Lift the lid, and you see how this all works.
It starts with the arrival of representatives of the Rastriya Swayamsevak Sangh (RSS), a five-million-member organization (entirely male) that are the ideological promotors of Hindutva, that India should be a Hindu nation. They have a set of ancillary organizations such as the political party the BJP, a youth wing called the Bajrang Dal, et cetera. They are trained mainly in Gujarat and Nagpur, and they start by establishing “dollar a day” schools in the villages. At these schools, they teach their ideology and begin the brainwashing of the people, while carefully noting the Christian families in the villages.
Then the strategy kicks into another gear. Here’s the sickening pattern.

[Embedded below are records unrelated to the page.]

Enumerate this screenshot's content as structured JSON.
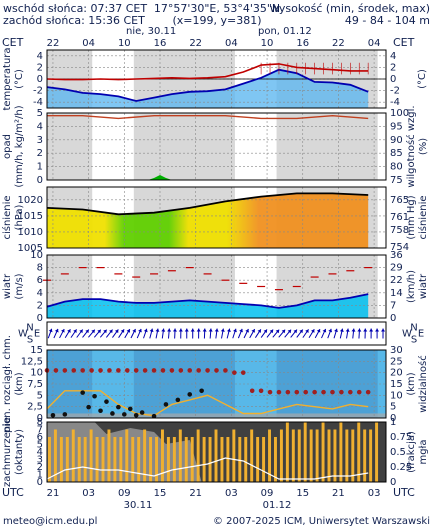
{
  "header": {
    "sunrise": "wschód słońca: 07:37 CET",
    "sunset": "zachód słońca: 15:36 CET",
    "coords": "17°57'30\"E, 53°4'35\"N",
    "grid": "(x=199, y=381)",
    "altitude_title": "wysokość (min, środek, max)",
    "altitude_values": "49 - 84 - 104 m"
  },
  "timeline": {
    "tz": "CET",
    "top_hours": [
      "22",
      "04",
      "10",
      "16",
      "22",
      "04",
      "10",
      "16",
      "22",
      "04"
    ],
    "day1": "nie, 30.11",
    "day2": "pon, 01.12",
    "tz_bottom": "UTC",
    "bottom_hours": [
      "21",
      "03",
      "09",
      "15",
      "21",
      "03",
      "09",
      "15",
      "21",
      "03"
    ],
    "date1": "30.11",
    "date2": "01.12"
  },
  "footer": {
    "email": "meteo@icm.edu.pl",
    "copyright": "© 2007-2025 ICM, Uniwersytet Warszawski"
  },
  "colors": {
    "temp_max": "#c00000",
    "temp_min": "#0000b0",
    "dew_fill": "#5fb8f0",
    "pressure_yellow": "#f0e000",
    "pressure_green": "#60d000",
    "pressure_orange": "#f09020",
    "humidity": "#c04020",
    "precip": "#00b000",
    "wind": "#0000b0",
    "gust": "#c00000",
    "cloud_total": "#f0b030",
    "cloud_high": "#555555",
    "fog": "#ffffff"
  },
  "chart_data": [
    {
      "type": "line",
      "panel": "temperature",
      "ylabel": "temperatura (°C)",
      "yticks": [
        -4,
        -2,
        0,
        2,
        4
      ],
      "ylim": [
        -5,
        5
      ],
      "x_hours": [
        0,
        3,
        6,
        9,
        12,
        15,
        18,
        21,
        24,
        27,
        30,
        33,
        36,
        39,
        42,
        45,
        48,
        51,
        54
      ],
      "series": [
        {
          "values": [
            0.0,
            -0.1,
            -0.1,
            0.0,
            -0.1,
            0.0,
            0.1,
            0.2,
            0.1,
            0.2,
            0.4,
            1.2,
            2.4,
            2.6,
            2.0,
            1.8,
            1.6,
            1.4,
            1.4
          ]
        },
        {
          "values": [
            -1.4,
            -1.8,
            -2.4,
            -2.6,
            -3.0,
            -3.8,
            -3.2,
            -2.6,
            -2.2,
            -2.1,
            -1.8,
            -0.8,
            0.2,
            1.6,
            1.0,
            -0.5,
            -0.6,
            -1.0,
            -2.2
          ]
        }
      ]
    },
    {
      "type": "line",
      "panel": "precipitation_humidity",
      "ylabel": "opad (mm/h, kg/m²/h)",
      "y2label": "wilgotność wzgl. (%)",
      "yticks": [
        0,
        1,
        2,
        3,
        4,
        5
      ],
      "y2ticks": [
        75,
        80,
        85,
        90,
        95,
        100
      ],
      "ylim": [
        0,
        5
      ],
      "y2lim": [
        75,
        100
      ],
      "x_hours": [
        0,
        6,
        12,
        18,
        24,
        30,
        36,
        42,
        48,
        54
      ],
      "series": [
        {
          "values": [
            99,
            99,
            98,
            99,
            99,
            99,
            98,
            98,
            99,
            98
          ]
        },
        {
          "values": [
            0,
            0,
            0,
            0.1,
            0,
            0,
            0,
            0,
            0,
            0
          ]
        }
      ]
    },
    {
      "type": "area",
      "panel": "pressure",
      "ylabel": "ciśnienie (hPa)",
      "y2label": "(mm Hg)",
      "yticks": [
        1005,
        1010,
        1015,
        1020
      ],
      "y2ticks": [
        754,
        758,
        761,
        765
      ],
      "ylim": [
        1005,
        1024
      ],
      "x_hours": [
        0,
        6,
        12,
        18,
        24,
        30,
        36,
        42,
        48,
        54
      ],
      "series": [
        {
          "values": [
            1017.5,
            1017.0,
            1015.5,
            1016.0,
            1017.5,
            1019.5,
            1021.0,
            1022.0,
            1022.0,
            1021.5
          ]
        }
      ]
    },
    {
      "type": "line",
      "panel": "wind",
      "ylabel": "wiatr (m/s)",
      "y2label": "(km/h)",
      "yticks": [
        0,
        2,
        4,
        6,
        8,
        10
      ],
      "y2ticks": [
        0,
        7,
        14,
        22,
        29,
        36
      ],
      "ylim": [
        0,
        10
      ],
      "x_hours": [
        0,
        3,
        6,
        9,
        12,
        15,
        18,
        21,
        24,
        27,
        30,
        33,
        36,
        39,
        42,
        45,
        48,
        51,
        54
      ],
      "series": [
        {
          "values": [
            1.8,
            2.6,
            3.0,
            3.0,
            2.6,
            2.4,
            2.4,
            2.6,
            2.8,
            2.6,
            2.4,
            2.2,
            2.0,
            1.6,
            2.0,
            2.8,
            2.8,
            3.2,
            3.8
          ]
        },
        {
          "values": [
            6.0,
            7.0,
            8.0,
            8.0,
            7.0,
            6.5,
            7.0,
            7.5,
            8.0,
            7.0,
            6.0,
            5.5,
            5.0,
            4.5,
            5.0,
            6.5,
            7.0,
            7.5,
            8.0
          ]
        }
      ]
    },
    {
      "type": "scatter",
      "panel": "visibility",
      "ylabel": "pion. rozciągł. chm. (km)",
      "y2label": "widzialność (km)",
      "yticks": [
        0,
        2.5,
        5,
        7.5,
        10,
        12.5,
        15
      ],
      "y2ticks": [
        0,
        5,
        10,
        15,
        20,
        25,
        30
      ],
      "ylim": [
        0,
        15
      ],
      "y2lim": [
        0,
        30
      ],
      "x_hours": [
        0,
        3,
        6,
        9,
        12,
        15,
        18,
        21,
        24,
        27,
        30,
        33,
        36,
        39,
        42,
        45,
        48,
        51,
        54
      ],
      "series": [
        {
          "values": [
            2.0,
            6.0,
            6.0,
            6.0,
            3.0,
            1.0,
            0.5,
            3.0,
            4.0,
            5.0,
            3.0,
            1.0,
            1.0,
            2.0,
            3.0,
            2.5,
            2.0,
            3.0,
            2.5
          ]
        },
        {
          "values": [
            10.5,
            10.5,
            10.5,
            10.5,
            10.5,
            10.5,
            10.5,
            10.5,
            10.5,
            10.5,
            10.5,
            10.0,
            6.0,
            5.7,
            5.7,
            5.7,
            5.7,
            5.7,
            5.7
          ]
        }
      ]
    },
    {
      "type": "bar",
      "panel": "cloudiness",
      "ylabel": "zachmurzenie (oktanty)",
      "y2label": "mgła (frakcja)",
      "yticks": [
        0,
        1,
        2,
        3,
        4,
        5,
        6,
        7,
        8
      ],
      "y2ticks": [
        0,
        0.25,
        0.5,
        0.75,
        1
      ],
      "ylim": [
        0,
        8
      ],
      "y2lim": [
        0,
        1
      ],
      "x_hours": [
        0,
        3,
        6,
        9,
        12,
        15,
        18,
        21,
        24,
        27,
        30,
        33,
        36,
        39,
        42,
        45,
        48,
        51,
        54
      ],
      "series": [
        {
          "values": [
            6,
            6,
            6,
            6,
            6,
            6,
            6,
            6,
            6,
            6,
            6,
            6,
            6,
            7,
            7,
            7,
            7,
            7,
            7
          ]
        },
        {
          "values": [
            7,
            7,
            7,
            7,
            6,
            6,
            6,
            6,
            6,
            6,
            7,
            7,
            7,
            7,
            7,
            7,
            7,
            7,
            7
          ]
        },
        {
          "values": [
            0.05,
            0.2,
            0.25,
            0.2,
            0.2,
            0.15,
            0.1,
            0.2,
            0.25,
            0.3,
            0.4,
            0.35,
            0.2,
            0.05,
            0.05,
            0.05,
            0.1,
            0.1,
            0.15
          ]
        }
      ]
    }
  ]
}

- They target the local school headmaster, getting him on side with their agenda.
- Then they recruit the local police inspector.
- And finally, the person who is the land register.
- Then the panchayet is called. That’s a village council.
- This often happens in the context of a feast, where the people have been plied with the local liquor (supplied by guess who…the RSS) which is a homemade lethal brew.
- The mob grab the Christian families and bring them to the panchayat, where accusations are made – often by the schoolteacher – that they are Christians, and have only become so because they have accepted the bribes of foreigners.
- The families are told to recant their faith and return to their tribal religion. They are warned if they do not, they will be forced to leave the village.
- If the family does not recant on the spot (and sadly the majority do) then the drunk mob goes to their house, loots it, and burns it. They beat the Christian family. And remember, this violence is conducted by childhood friends of the Christian victims, and sometimes even by family members.
- The family must flee. If they call for police protection, mysteriously it does not come. And if they go to the police station, the local police inspector is there to thwart their attempts to file a case.
- Even if they manage to file a report, it is another matter entirely to get a court hearing, especially if the judge is BJP appointed. He will just refuse to schedule a hearing.
- The register of land then moves to try to grab the land of the family burned out of their house.
- The family must turn to relatives in other places or go to churches in larger cities. The problem is getting back to their lands. In the meantime, they are dependent on the charity of other Christians for food and shelter. The man will offer himself as a day labourer to continue to feed his family.
See how well organized this violence is? Talk about cultural capture! At every stage, the Christian’s recourse for justice is blocked.
The Christians try to respond. They meet quietly in homes. They do not sing any more. They dig their own wells as they are forbidden to draw from the main wells. They may try to sow their fields under cover of darkness.
One fact stands out above all—Christians are still a growing group!
How? One reason is, ask any Christian how they came to faith, and they invariably reply, “But I wouldn’t be alive today if Jesus had not healed me, or my wife, or my father, etc.” Said another, “We will not leave Christ … nobody is bigger than Christ.”
Then there’s the big one…an eternal future with Christ. Said a young farmer who had to flee his house in flames and his crazed brother running after him with a bamboo stick: “When heaven is all we have, it becomes everything!”.
It almost makes you feel sorry for the Hindu extremists. However well organized, they are not bigger than Christ! And never, ever, will be!